Kassel. Während Stürmer Manuel Klinge in Vancouver ins olympische Geschehen eingreift, laufen bei seinen Kassel Huskies die Planungen für die kommende Saison.
Knapp zwei Wochen pausiert die Deutsche Eishockey-Liga, hinter den Kulissen basteln die Verantwortlichen unter der Federführung des kommenden Sportdirektors Fabian Dahlem am Kader der Zukunft. Wer bleibt, wer geht, wer hat sich für einen Vertrag empfohlen? Eine Bestandsaufnahme.
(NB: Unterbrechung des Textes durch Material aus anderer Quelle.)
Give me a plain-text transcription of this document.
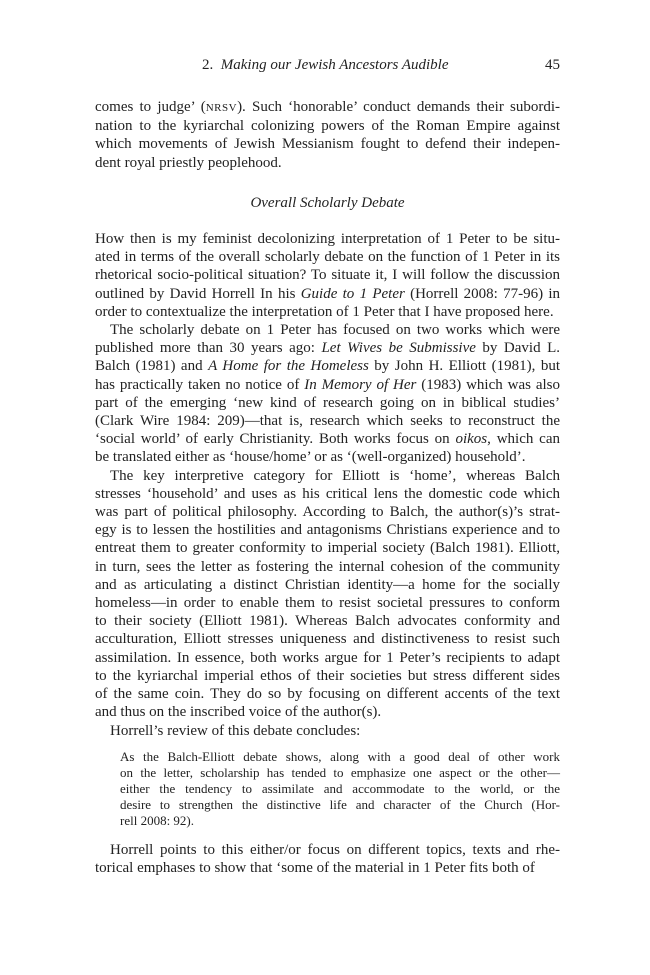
2. Making our Jewish Ancestors Audible	45
comes to judge’ (NRSV). Such ‘honorable’ conduct demands their subordi-
nation to the kyriarchal colonizing powers of the Roman Empire against
which movements of Jewish Messianism fought to defend their indepen-
dent royal priestly peoplehood.
Overall Scholarly Debate
How then is my feminist decolonizing interpretation of 1 Peter to be situ-
ated in terms of the overall scholarly debate on the function of 1 Peter in its
rhetorical socio-political situation? To situate it, I will follow the discussion
outlined by David Horrell In his Guide to 1 Peter (Horrell 2008: 77-96) in
order to contextualize the interpretation of 1 Peter that I have proposed here.
The scholarly debate on 1 Peter has focused on two works which were
published more than 30 years ago: Let Wives be Submissive by David L.
Balch (1981) and A Home for the Homeless by John H. Elliott (1981), but
has practically taken no notice of In Memory of Her (1983) which was also
part of the emerging ‘new kind of research going on in biblical studies’
(Clark Wire 1984: 209)—that is, research which seeks to reconstruct the
‘social world’ of early Christianity. Both works focus on oikos, which can
be translated either as ‘house/home’ or as ‘(well-organized) household’.
The key interpretive category for Elliott is ‘home’, whereas Balch
stresses ‘household’ and uses as his critical lens the domestic code which
was part of political philosophy. According to Balch, the author(s)’s strat-
egy is to lessen the hostilities and antagonisms Christians experience and to
entreat them to greater conformity to imperial society (Balch 1981). Elliott,
in turn, sees the letter as fostering the internal cohesion of the community
and as articulating a distinct Christian identity—a home for the socially
homeless—in order to enable them to resist societal pressures to conform
to their society (Elliott 1981). Whereas Balch advocates conformity and
acculturation, Elliott stresses uniqueness and distinctiveness to resist such
assimilation. In essence, both works argue for 1 Peter’s recipients to adapt
to the kyriarchal imperial ethos of their societies but stress different sides
of the same coin. They do so by focusing on different accents of the text
and thus on the inscribed voice of the author(s).
Horrell’s review of this debate concludes:
As the Balch-Elliott debate shows, along with a good deal of other work
on the letter, scholarship has tended to emphasize one aspect or the other—
either the tendency to assimilate and accommodate to the world, or the
desire to strengthen the distinctive life and character of the Church (Hor-
rell 2008: 92).
Horrell points to this either/or focus on different topics, texts and rhe-
torical emphases to show that ‘some of the material in 1 Peter fits both of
Sechs Namen sind da zu nennen: allen voran Klinge. Der 25-jährige Kasseler Nationalspieler, den der designierte neue Eigner Dennis Rossing „das Gesicht der Huskies“ nannte, hat gerade erst für drei weitere Jahre verlängert. Damit ist eine der wichtigsten Personalfragen geklärt. Sie soll Signalwirkung auf andere haben.
Bleiben werden auch Kapitän Hugo Boisvert, die Verteidiger Bryan Schmidt und Derek Dinger, das Eigengewächs Alexander Heinrich und Torhüter Adam Hauser, der die Option auf Vertragsverlängerung zog.
Da ist natürlich die erste Angriffsformation der Schlittenhunde zu nennen. Die Collegefreunde Derek Damon und Josh Soares bilden gemeinsam mit Pierre-Luc Sleigher eine kongeniale Sturmreihe. Alle besitzen nur einen Vertrag bis Saisonende. Damon hat verlauten lassen, die Reihe wolle versuchen, zusammenzubleiben. Über den Stand der Vertragsverhandlungen ist aber derzeit nichts bekannt. Verteidiger Jean-Phillipe Côté wäre ein weiterer wichtiger Stützpfeiler. Er wird aber mit Hamburg in Verbindung gebracht.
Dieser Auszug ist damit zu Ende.